Der Versuch alle Narrative zu berücksichtigen ist zu aufwendig

Je verbreiteter das eigene Produkt in diversen Märkten und Zielgruppen ist und nicht eine Nische bedient, desto breiter das Spektrum an Narrativen, in denen es operiert. Diese Komplexität zu durchdringen ist zu aufwändig. Es können aber Strategien genutzt werden, um die Komplexität zu beherrschen:

  • Im Branchenkontext mit Einsatz von Spezialisten, die Märkte und Kundengruppen gut kennen.
  • Im interkulturellen Kontext mit lokalen Mitarbeitern der jeweiligen Region, um Lokalisierung, Vermarktung und den Support zu unterstützen.
  • Im Entwicklungskontext mit einem multikulturellen und diversem Team, welches im vorhinein Herausforderungen identifizieren kann.
  • Im Allgemeinen die Nutzung von Heuristik und die Untersuchung unerwarteter Verhaltensabweichungen.

Die Schaffung von Narrativen für das eigene Produkt

An der Grenze zwischen Marketing und Produkt kann für das eigene Produkt ein Narrativ geschaffen werden, mit denen sich Kunden und Nutzer identifizieren können und wollen. Dort wo dies durch langfristige Kommunikation, Repräsentation im Produkt und im Service gelingt, entsteht eine neue Intersubjektivität, die einen wesentlichen Wettbewerbsvorteil darstellen kann. Gute Beispiele dafür sind Nutella, Kryptowährungen oder die Lieferqualität von Amazon.
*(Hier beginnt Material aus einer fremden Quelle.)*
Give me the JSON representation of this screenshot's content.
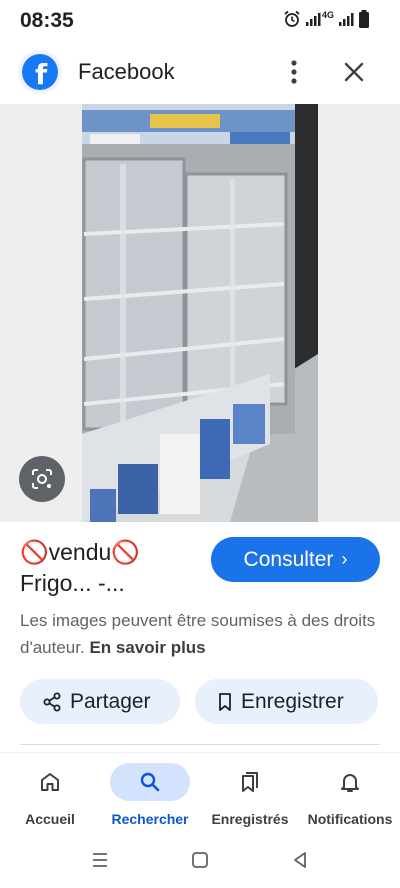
{
  "status_bar": {
    "time": "08:35",
    "network_label": "4G",
    "icons": [
      "alarm-icon",
      "signal-icon",
      "signal-icon",
      "battery-icon"
    ]
  },
  "app_bar": {
    "logo_letter": "f",
    "title": "Facebook",
    "icons": [
      "more-vert-icon",
      "close-icon"
    ]
  },
  "image": {
    "description_icon": "google-lens-icon"
  },
  "result": {
    "title_line1": "🚫vendu🚫",
    "title_line2": "Frigo... -...",
    "consult_label": "Consulter",
    "consult_chevron": "›",
    "copyright_text": "Les images peuvent être soumises à des droits d'auteur.",
    "copyright_link": "En savoir plus"
  },
  "actions": {
    "share_label": "Partager",
    "save_label": "Enregistrer"
  },
  "bottom_nav": {
    "items": [
      {
        "label": "Accueil",
        "icon": "home-icon",
        "active": false
      },
      {
        "label": "Rechercher",
        "icon": "search-icon",
        "active": true
      },
      {
        "label": "Enregistrés",
        "icon": "bookmarks-icon",
        "active": false
      },
      {
        "label": "Notifications",
        "icon": "bell-icon",
        "active": false
      }
    ]
  },
  "colors": {
    "accent": "#1a73e8",
    "facebook_blue": "#1877f2",
    "pill_bg": "#e8f0fe",
    "active_nav_bg": "#d3e3fd"
  }
}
Fokus auf Vision und Strategien unterstützen

Wer von seiner Vision und Strategie überzeugt ist, kann die Form der erzählerischen Darstellung wählen, um ein vorteilhaften Bedeutungszusammenhang für den beschrittenen Weg zur Vision zu erschaffen. Erkenntnisse werden nicht durch langwierige Ableitung von Fakten erläutert, sondern in einer spannenden Geschichte mit Happy End (Vision) nachvollziehbar und identifikationsstiftend verpackt. Sowohl rationale als auch emotionale Mitarbeiter und Kollegen können damit begeistert werden, ohne die Details kennen zu müssen. Es reicht, wenn sie daran glauben, dass das Narrativ richtig ist und sie als geeignete Grundlage für die weitere Kooperation dienen kann.